Quando chega à comunidade, a empresa costuma fazer algum tipo de acordo, chamado em alguns países de “contrato social”, assinado com as comunidades. No entanto, a prática mostra que empresas madeireiras não honram, ou honram muito pouco, os compromissos que constam do contrato. (5) Há relatos de criminalização daquelas comunidades que ousam reclamar quando o contrato é desrespeitado pela empresa. Além do mais, nos poucos casos em que as empresas executam algum programa comunitário nas áreas de saúde, educação, etc., isso não faz parte da atividade-fim de uma empresa madeireira, e não é o modelo de concessão florestal que muda esse fato. Estamos falando de atividades que deveriam ser assumidas pelo Estado.
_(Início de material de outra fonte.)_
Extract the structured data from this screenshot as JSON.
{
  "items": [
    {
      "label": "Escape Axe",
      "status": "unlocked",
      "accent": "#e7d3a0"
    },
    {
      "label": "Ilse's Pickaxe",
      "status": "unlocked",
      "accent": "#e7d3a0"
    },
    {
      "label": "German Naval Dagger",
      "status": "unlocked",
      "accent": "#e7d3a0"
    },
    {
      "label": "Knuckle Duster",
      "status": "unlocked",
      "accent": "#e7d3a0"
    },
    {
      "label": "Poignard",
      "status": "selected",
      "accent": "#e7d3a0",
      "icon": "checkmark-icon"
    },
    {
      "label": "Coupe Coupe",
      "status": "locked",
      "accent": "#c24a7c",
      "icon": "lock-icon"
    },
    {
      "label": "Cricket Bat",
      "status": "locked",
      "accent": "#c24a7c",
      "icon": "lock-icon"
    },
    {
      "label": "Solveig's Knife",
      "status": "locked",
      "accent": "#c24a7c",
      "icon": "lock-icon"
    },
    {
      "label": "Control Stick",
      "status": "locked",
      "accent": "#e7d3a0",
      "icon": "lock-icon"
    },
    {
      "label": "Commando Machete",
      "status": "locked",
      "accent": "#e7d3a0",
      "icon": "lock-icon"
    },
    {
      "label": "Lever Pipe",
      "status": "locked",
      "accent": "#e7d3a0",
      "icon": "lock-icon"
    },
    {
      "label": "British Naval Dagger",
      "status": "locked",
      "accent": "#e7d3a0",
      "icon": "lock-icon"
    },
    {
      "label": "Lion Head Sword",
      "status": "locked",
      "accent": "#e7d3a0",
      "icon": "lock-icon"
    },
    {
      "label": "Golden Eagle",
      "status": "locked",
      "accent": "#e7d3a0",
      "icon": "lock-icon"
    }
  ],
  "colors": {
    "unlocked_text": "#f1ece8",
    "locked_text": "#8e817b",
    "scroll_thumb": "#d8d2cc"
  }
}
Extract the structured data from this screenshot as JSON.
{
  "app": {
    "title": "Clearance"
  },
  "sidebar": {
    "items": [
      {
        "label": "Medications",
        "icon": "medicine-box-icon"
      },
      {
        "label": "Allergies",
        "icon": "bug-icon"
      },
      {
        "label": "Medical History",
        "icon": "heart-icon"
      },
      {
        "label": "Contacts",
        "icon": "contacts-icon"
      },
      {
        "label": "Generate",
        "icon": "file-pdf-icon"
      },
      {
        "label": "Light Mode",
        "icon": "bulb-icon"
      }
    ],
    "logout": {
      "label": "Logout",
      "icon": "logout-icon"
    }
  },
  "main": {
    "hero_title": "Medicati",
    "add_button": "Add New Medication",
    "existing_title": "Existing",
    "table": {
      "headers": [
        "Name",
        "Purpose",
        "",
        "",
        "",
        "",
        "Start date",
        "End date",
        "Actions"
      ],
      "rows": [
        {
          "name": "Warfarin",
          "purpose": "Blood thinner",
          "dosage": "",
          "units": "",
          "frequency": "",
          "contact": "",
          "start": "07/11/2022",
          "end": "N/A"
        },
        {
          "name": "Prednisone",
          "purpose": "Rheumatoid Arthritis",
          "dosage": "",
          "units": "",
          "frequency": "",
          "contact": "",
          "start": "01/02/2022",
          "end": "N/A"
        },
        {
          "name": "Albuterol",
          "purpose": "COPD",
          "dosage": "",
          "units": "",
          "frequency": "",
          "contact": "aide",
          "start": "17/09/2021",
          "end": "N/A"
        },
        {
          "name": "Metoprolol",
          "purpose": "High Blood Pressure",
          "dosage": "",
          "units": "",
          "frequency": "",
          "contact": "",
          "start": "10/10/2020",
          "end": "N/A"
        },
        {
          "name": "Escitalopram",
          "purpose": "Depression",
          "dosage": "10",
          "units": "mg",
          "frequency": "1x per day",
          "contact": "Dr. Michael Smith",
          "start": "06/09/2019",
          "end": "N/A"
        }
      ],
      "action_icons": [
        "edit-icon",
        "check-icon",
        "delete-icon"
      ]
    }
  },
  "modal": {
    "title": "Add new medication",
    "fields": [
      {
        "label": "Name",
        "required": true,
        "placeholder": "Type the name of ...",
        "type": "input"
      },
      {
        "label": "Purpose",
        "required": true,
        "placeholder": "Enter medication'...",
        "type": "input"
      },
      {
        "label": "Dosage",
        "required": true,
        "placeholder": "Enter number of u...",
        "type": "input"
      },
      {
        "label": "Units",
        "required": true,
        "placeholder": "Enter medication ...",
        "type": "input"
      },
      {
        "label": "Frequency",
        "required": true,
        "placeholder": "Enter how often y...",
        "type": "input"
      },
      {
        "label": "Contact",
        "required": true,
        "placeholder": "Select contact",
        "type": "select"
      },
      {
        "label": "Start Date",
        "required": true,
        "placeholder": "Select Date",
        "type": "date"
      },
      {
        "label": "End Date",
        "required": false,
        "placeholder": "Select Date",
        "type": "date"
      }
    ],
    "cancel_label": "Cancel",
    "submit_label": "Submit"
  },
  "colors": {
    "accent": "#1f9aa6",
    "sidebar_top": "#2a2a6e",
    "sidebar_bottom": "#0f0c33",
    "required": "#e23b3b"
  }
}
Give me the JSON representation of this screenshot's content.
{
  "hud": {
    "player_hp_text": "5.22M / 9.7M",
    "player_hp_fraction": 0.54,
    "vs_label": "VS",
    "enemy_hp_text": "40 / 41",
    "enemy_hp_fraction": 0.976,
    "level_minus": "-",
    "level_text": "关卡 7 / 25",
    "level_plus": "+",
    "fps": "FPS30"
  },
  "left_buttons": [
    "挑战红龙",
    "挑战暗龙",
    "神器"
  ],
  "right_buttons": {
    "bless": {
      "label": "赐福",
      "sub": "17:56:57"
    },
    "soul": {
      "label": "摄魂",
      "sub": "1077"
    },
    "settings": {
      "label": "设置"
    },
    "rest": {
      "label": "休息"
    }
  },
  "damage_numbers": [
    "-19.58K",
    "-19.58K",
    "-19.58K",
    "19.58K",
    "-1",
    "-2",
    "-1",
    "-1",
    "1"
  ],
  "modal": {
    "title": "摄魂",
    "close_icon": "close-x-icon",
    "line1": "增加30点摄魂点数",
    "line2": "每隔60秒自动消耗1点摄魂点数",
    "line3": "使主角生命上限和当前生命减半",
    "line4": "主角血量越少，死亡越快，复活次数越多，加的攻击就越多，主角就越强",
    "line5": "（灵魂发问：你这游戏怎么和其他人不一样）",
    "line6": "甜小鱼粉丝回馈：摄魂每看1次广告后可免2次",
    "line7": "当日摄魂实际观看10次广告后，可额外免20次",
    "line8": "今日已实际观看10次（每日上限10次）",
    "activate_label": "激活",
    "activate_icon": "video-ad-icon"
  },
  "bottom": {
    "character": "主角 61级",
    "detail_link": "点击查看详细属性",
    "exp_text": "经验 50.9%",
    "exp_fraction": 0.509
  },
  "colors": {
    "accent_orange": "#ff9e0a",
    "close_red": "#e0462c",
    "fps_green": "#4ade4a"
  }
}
Mas isso já poderia começar a mudar se os financiamentos milionários que são hoje repassados para incentivar o setor florestal melhorassem a capacidade dos Estados para beneficiar diretamente a população do país, inclusive a população que vive na floresta. Não há justificativa para transferir e privatizar essas obrigações para uma empresa madeireira que, segundo seu estatuto, se interessa principalmente em lucrar com o negócio de madeira.
Por essas razões, este boletim tem como objetivo refletir sobre o modelo de concessão florestal, começando com um artigo introdutório que procura explorar o conceito onde se origina a ideia desse modelo e seus impactos ao longo dos anos, principalmente na África. Os artigos sobre Camarões e Camboja contam histórias de comunidades que tiveram que lidar com empresas que receberam dos governos desses países concessões sobre as áreas e florestas das quais as comunidades dependiam; só que as comunidades se articularam e tiveram êxito nas suas lutas contra as empresas e as concessões. Um artigo sobre o Brasil não poderia faltar, porque o governo daquele país, que introduziu o modelo de concessão florestal há relativamente pouco tempo, prometeu não repetir os erros de outros países, mas o que ocorre, por exemplo, no território do povo indígena mundukuru, na Amazônia, desmente essa afirmação. Por último, o artigo sobre a Índia mostra como o modelo de concessão vem sendo promovido de mãos dadas com um programa de florestamento – plantio de árvores – como uma compensação para a destruição prevista com o aumento das áreas dadas em concessão pelo governo. Essas plantações de árvores – e sua capacidade de absorver carbono e, por isso, a possibilidade de gerar “créditos de carbono” – também mostram um vínculo direto do modelo de concessões e a destruição que ele causa com o fenômeno da financeirização das florestas e territórios.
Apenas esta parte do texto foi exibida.